There is such a thing as too much information. Readers of the celebrity gossip site Bossip.com discovered this yesterday after the site posted a photograph of an aborted, bloody embryo resting in a toilet before being flushed. Allegedly, the embryo belonged to video model Esther Baxter, ex-paramour of New Jersey rapper Joe Budden.
The pictures accompanied police evidence and a video interview with Baxter in which she, and the reports, described the abuse she suffered at the hands of the "Mood Muzik" rapper. Immediately after the image was posted, Twitter and the hip-hop social media blogosphere, rightfully cried foul. Several hours later, after receiving many hits, Bossip took the photos down.
What Bossip's and Baxter's actions reveal in posting the graphic images was an exercise in poor judgement, as well as the lengths gossip mongers would go to create news and pageviews.
While some may argue that the image is no different from the Bin Laden death conundrum faced by our President, we say no, they are two completely different things.

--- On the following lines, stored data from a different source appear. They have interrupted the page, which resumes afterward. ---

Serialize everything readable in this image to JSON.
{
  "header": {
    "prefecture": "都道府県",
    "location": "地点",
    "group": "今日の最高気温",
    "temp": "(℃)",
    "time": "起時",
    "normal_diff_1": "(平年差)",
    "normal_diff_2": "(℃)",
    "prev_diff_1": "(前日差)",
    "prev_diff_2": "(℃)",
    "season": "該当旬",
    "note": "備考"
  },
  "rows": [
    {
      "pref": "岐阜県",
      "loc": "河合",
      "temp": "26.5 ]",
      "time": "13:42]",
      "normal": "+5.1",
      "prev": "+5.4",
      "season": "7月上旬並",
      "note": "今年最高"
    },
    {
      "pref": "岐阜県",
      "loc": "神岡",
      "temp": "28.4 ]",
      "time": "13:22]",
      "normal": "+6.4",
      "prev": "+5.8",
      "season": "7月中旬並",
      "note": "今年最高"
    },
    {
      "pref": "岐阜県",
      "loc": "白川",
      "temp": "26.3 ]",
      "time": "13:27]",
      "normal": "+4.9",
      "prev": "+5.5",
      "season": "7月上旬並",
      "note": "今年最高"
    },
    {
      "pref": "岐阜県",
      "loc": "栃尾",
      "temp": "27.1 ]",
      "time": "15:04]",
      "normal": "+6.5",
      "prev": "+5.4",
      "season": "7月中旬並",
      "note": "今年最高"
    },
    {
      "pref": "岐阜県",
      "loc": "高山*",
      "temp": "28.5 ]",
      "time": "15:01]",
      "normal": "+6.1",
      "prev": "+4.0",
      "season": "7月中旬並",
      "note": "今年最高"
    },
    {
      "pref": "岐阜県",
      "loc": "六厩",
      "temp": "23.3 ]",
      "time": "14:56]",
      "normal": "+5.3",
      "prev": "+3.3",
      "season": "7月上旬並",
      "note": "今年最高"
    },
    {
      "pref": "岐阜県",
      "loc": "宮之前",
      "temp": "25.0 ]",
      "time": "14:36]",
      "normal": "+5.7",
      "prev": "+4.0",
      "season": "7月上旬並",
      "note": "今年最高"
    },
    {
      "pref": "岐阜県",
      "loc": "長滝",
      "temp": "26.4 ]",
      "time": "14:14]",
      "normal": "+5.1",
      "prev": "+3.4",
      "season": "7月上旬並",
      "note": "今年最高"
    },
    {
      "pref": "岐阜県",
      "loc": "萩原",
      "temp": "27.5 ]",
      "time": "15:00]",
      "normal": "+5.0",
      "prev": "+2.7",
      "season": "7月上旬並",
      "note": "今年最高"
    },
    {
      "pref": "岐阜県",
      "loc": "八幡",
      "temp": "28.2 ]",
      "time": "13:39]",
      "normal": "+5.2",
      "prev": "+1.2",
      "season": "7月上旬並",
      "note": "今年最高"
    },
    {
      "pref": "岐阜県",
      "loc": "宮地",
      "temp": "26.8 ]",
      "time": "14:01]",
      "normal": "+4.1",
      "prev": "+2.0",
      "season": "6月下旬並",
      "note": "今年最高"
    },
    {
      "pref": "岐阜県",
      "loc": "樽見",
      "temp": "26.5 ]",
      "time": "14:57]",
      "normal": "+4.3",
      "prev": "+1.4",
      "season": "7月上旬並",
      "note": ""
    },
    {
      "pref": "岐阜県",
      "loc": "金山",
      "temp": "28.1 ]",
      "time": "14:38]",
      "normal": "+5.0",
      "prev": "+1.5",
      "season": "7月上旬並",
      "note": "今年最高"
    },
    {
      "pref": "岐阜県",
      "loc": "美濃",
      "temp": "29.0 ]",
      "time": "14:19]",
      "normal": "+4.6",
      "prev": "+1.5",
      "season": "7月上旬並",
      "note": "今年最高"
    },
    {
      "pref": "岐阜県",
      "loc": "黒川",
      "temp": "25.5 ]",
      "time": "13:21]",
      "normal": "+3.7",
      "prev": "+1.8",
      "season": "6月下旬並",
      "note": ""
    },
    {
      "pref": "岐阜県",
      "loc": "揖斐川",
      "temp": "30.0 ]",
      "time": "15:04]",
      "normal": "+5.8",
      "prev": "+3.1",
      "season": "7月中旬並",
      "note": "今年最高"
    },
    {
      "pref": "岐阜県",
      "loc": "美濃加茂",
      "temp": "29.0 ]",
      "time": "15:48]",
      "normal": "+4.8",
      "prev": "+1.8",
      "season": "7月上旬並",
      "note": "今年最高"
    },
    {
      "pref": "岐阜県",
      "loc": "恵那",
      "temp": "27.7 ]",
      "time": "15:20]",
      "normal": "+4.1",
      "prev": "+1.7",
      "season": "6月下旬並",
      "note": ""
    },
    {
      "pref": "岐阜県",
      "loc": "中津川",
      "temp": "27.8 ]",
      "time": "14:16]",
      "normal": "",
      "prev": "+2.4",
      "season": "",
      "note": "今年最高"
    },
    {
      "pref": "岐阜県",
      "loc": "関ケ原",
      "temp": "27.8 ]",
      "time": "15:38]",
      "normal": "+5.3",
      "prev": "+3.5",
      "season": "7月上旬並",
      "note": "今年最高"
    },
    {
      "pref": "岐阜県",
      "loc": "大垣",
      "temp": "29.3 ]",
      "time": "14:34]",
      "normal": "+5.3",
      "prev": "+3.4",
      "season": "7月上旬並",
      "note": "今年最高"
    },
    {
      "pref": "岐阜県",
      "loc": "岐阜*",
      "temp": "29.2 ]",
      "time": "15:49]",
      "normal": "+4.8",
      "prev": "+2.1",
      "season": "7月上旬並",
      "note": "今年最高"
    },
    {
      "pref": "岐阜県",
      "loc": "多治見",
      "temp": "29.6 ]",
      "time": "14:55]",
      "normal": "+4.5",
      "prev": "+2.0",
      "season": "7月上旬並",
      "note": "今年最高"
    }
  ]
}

One, the American public and our international supporters in the war against terrorism and religious violence, are owed those photographs because we have a right to know whether or not a mortal enemy has been eliminated. Two, those photographs could be evidence that the public is not being manipulated by a clever machine intent on winning political favor or approval. Showing a photograph of a bloody embryo created by two dysfunctional people on the margins of hip-hop accomplishes nothing except to reveal how "class" has disappeared from American culture.
You do remember what class is, right? Class is the triumph of intelligence over emotion. It's choosing the right word, the right dress, the right and compassionate way to do things, instead of succumbing to the Ego, that destoyer of lives, the little imp deftly portrayed by Natalie Portman and Mila Kunis in "Black Swan." Class is the high road, the choice we make in whether or not we choose to hurt or elevate someone, whether or not they hurt us. It is a way of carrying oneself when one is confronted with circumstances beyond our reasoning or control. Ultimately, it elevates and nourishes us. Class may be something that can be taught explicitly, as in the case of our parents telling us when we were children, to keep quiet instead of saying something mean, or can it can be aquired through experience like facing a flippant Burger King Drive-Thru employee. Ester Baxter is 26. The age of Bossip's editors are unknown.